The Tour Triangle will be a triangle-shaped building that culminates at 180 m.

The Swiss architecture practice Herzog & de Meuron, which had previously designed the 'Bird's Nest' Olympic stadium in Beijing, was chosen to design the project.

In April 2011, VIPARIS, the project owner, was given the green light for Triangle. The tower site is located next to Porte de Versailles in the Parc des Expositions (southwest of Paris).

The plans for the construction of the tower were initially rejected by Paris councillors on 17 November 2014. A second ballot on the matter by the Paris Council on 30 June 2015 approved the building.

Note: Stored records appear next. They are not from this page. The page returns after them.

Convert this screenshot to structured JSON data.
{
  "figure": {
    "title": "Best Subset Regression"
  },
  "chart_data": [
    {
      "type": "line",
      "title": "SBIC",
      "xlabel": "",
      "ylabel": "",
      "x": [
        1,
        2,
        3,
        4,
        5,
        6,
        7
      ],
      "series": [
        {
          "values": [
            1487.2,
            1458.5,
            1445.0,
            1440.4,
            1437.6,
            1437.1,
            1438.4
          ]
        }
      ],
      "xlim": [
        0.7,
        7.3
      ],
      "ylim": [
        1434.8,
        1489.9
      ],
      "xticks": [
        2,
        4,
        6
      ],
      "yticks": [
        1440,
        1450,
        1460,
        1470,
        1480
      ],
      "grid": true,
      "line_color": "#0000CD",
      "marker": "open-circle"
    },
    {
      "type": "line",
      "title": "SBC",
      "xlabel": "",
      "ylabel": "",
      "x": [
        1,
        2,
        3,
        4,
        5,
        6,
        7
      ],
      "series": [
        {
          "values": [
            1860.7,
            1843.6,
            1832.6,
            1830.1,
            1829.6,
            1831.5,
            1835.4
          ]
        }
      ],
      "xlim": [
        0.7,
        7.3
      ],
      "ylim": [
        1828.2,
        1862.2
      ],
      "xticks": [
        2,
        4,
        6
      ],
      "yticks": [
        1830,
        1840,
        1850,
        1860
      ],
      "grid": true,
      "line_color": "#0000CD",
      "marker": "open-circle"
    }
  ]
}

Critics of the Tour Triangle had opposed the project because of its controversial height. The 42-story project is to be the first skyscraper to be built in low-rise Paris in approximately 40 years since the construction of Tour Montparnasse.

==Architecture==
Being 42 floors high, it is designed to accommodate about 5,000 employees and host offices, street-level shops, panoramic observatories and a panoramic restaurant on the top floor.

==Sustainability and environmental quality==
The Tour Triangle is to be a sustainable skyscraper: It was designed to achieve a high energy performance and reach the HQE and BREEAM certifications. It would favor natural light, and generate one-fourth the CO_{2} of a standard building of its size.